Would you like to dance? No?
The old generals don’t like the songs.
They look down on them
And that’s their gravest mistake.
Because a song always brings them down.
But they won’t believe it,
Nothing will convince them.
They’ve been warned, however,
People have brought them photographs and recordings.
They look at the singers,
Find them dirty, grotesque, effeminate.
They declare confidently that those rich kids will piss their pants the moment they send the security police for them.
How can the Greek colonels possibly understand Mikis Theodorakis and Maria Farantouri?
All they saw was a young woman with long hair,
And they were wrong.
The song “To Yelasto Pedi” will bring down their regime.
It’s always a song that makes cracks in the walls.
On April 25, 1974,
At fifteen minutes past midnight
On Radio Renascença
They play Grândola, Vila Morena
By Zeca Afonso
—A song forbidden by the Salazar regime.
At a quarter past midnight
That song,
To all the officers in all the barracks
Is the signal they’ve been waiting for:
It’s the order to go out and take possession of the city.
Marcelo Caetano takes refuge in the barracks on the Largo do Carmo
Stunned by what is happening.
The pace quickens when the people all sing the same song,
Afonso’s song comes down from the Bairro Alto
Goes up to the Alfama,
Spreads all over Portugal.
The old generals are never wary enough of the songs.
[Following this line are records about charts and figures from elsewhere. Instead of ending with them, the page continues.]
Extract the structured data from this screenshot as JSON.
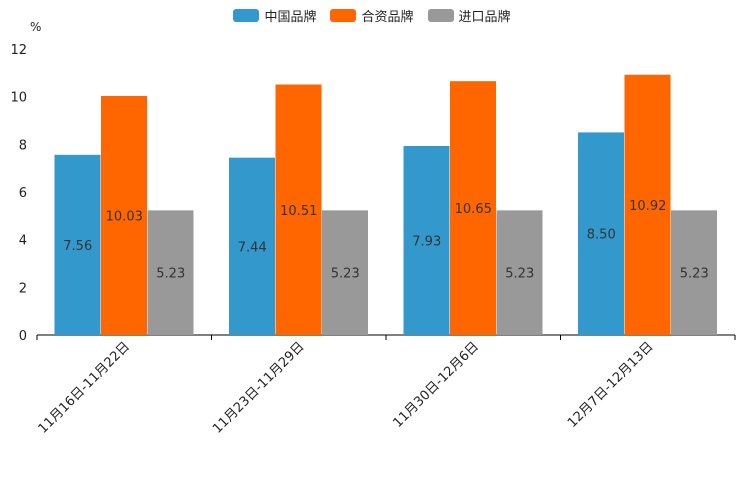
{
  "chart_data": {
    "type": "bar",
    "unit": "%",
    "categories": [
      "11月16日-11月22日",
      "11月23日-11月29日",
      "11月30日-12月6日",
      "12月7日-12月13日"
    ],
    "series": [
      {
        "name": "中国品牌",
        "values": [
          7.56,
          7.44,
          7.93,
          8.5
        ],
        "color": "#3399cc"
      },
      {
        "name": "合资品牌",
        "values": [
          10.03,
          10.51,
          10.65,
          10.92
        ],
        "color": "#ff6600"
      },
      {
        "name": "进口品牌",
        "values": [
          5.23,
          5.23,
          5.23,
          5.23
        ],
        "color": "#999999"
      }
    ],
    "ylim": [
      0,
      12
    ],
    "yticks": [
      0,
      2,
      4,
      6,
      8,
      10,
      12
    ],
    "legend_position": "top-center"
  }
}
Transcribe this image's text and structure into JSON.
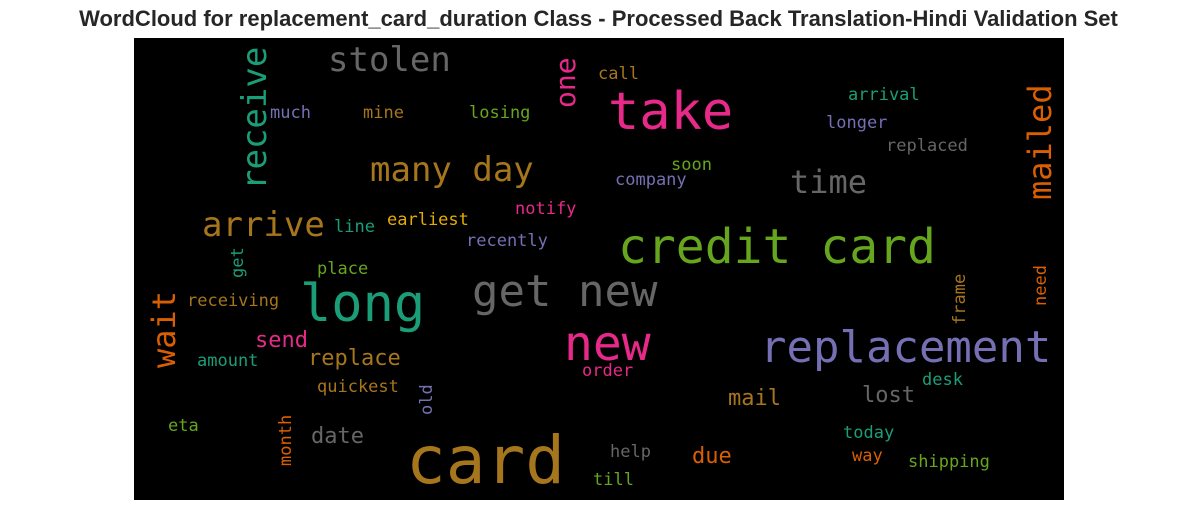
{
  "title": "WordCloud for replacement_card_duration Class - Processed Back Translation-Hindi Validation Set",
  "colors": {
    "background": "#000000",
    "orange_brown": "#a6761d",
    "green": "#1b9e77",
    "pink": "#e7298a",
    "olive_green": "#66a61e",
    "gray": "#666666",
    "purple": "#7570b3",
    "orange": "#d95f02",
    "mustard": "#e6ab02"
  },
  "words": {
    "card": "card",
    "credit_card": "credit card",
    "long": "long",
    "get_new": "get new",
    "new": "new",
    "replacement": "replacement",
    "take": "take",
    "stolen": "stolen",
    "receive": "receive",
    "many_day": "many day",
    "arrive": "arrive",
    "time": "time",
    "mailed": "mailed",
    "wait": "wait",
    "one": "one",
    "call": "call",
    "much": "much",
    "mine": "mine",
    "losing": "losing",
    "arrival": "arrival",
    "longer": "longer",
    "replaced": "replaced",
    "soon": "soon",
    "company": "company",
    "line": "line",
    "earliest": "earliest",
    "notify": "notify",
    "recently": "recently",
    "get": "get",
    "place": "place",
    "receiving": "receiving",
    "send": "send",
    "replace": "replace",
    "amount": "amount",
    "quickest": "quickest",
    "order": "order",
    "old": "old",
    "mail": "mail",
    "lost": "lost",
    "desk": "desk",
    "frame": "frame",
    "need": "need",
    "eta": "eta",
    "month": "month",
    "date": "date",
    "help": "help",
    "due": "due",
    "today": "today",
    "way": "way",
    "shipping": "shipping",
    "till": "till"
  }
}
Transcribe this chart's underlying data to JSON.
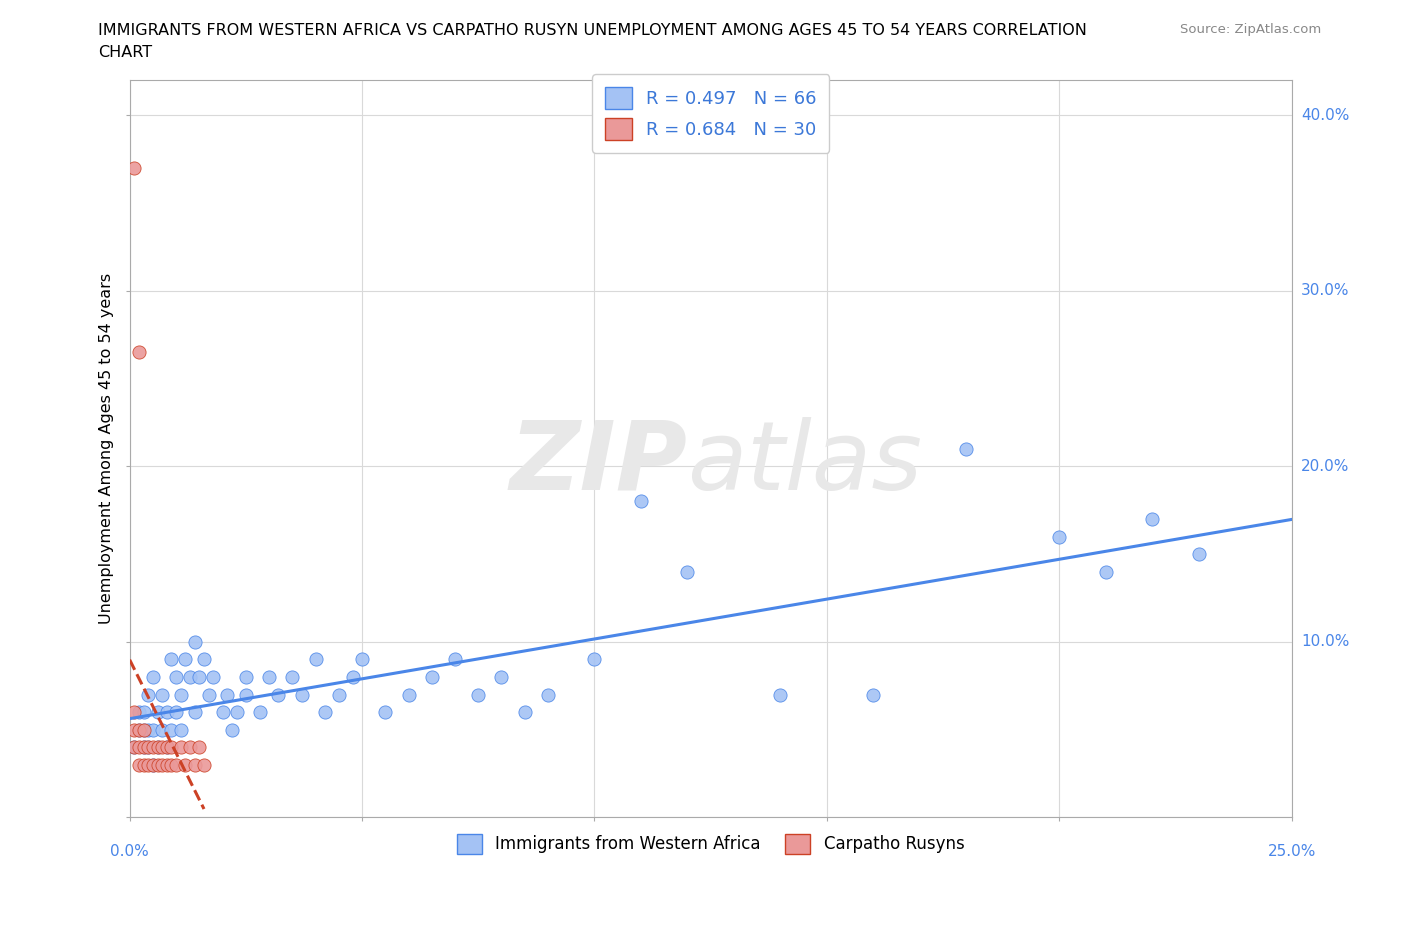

They forbid them on the national radio,
Thinking that will be enough.
And if anyone dares speak about those songs again,
They’ll exile the singers
But that doesn’t stop Lluís Llach from composing L’Estaca.
“Si jo l’estiro fort per aquí
I tu l’estires fort per allà
Segur que tomba, tomba, tomba
I ens podrem alliberar.”
Pull this way,
Pull that way,
That’s what the people of the Mediterranean do.
Portugal,
Spain,
Greece.
Tomba, tomba, tomba . . .
The old generals cannot believe their eyes.
Unkempt young people,
Boys dressed like girls,
Girls showing their legs
Are defying them, singing, no longer afraid.
Tomba, tomba, tomba . . .
The songs spread from one country to the next,
Nothing stops them.
Jaruzelski, surely, never heard of Lluís Llach
Until the day a close counselor came into his office, looking contrite,
To have a word about Jacek Kaczmarski
And that song: Mury,
Which has inflamed the Solidarity strikers.
It’s Lluís Llach’s song,
Translated into Polish.
A song of walls, and stakes, and everything that must be toppled.
And suddenly the songs are on everyone’s lips, in every street,
In Catalan,
In Polish,
Runa, runa, runa . . .
Nothing can stop them now.
A unified call to crack open:
If you pull here,
And I pull there,
If we all pull together,
Whether it’s Franco
Or Jaruzelski,
They will fall.
Don’t wait for them to die,
Generals live to a ripe old age.
They feed off the bodies that they have broken,
Look at Franco: eighty-three years old,
Salazar: eighty-one,
Jaruzelski: ninety-one,
The four Greek colonels,
Makarezos: ninety, Papadopoulos: eighty, Ioannidis: eighty-seven, and Pattakos: a hundred and three.
Don’t wait for them to die,
Make them fall!
Spit on their names and their old bones,
The songs are stronger than anything.
Spit,
With the beautiful smile of youth.
Sing,
In the streets,
The cafés,
Sing the victory of your numbers.
The dead sing with you.
Those killed in brutal jails enter your voices
To sing with you
And bring everything toppling down.
Weep,
Dance,
Rejoice, people,
The generals fall,
And now your songs of struggle are hymns of freedom.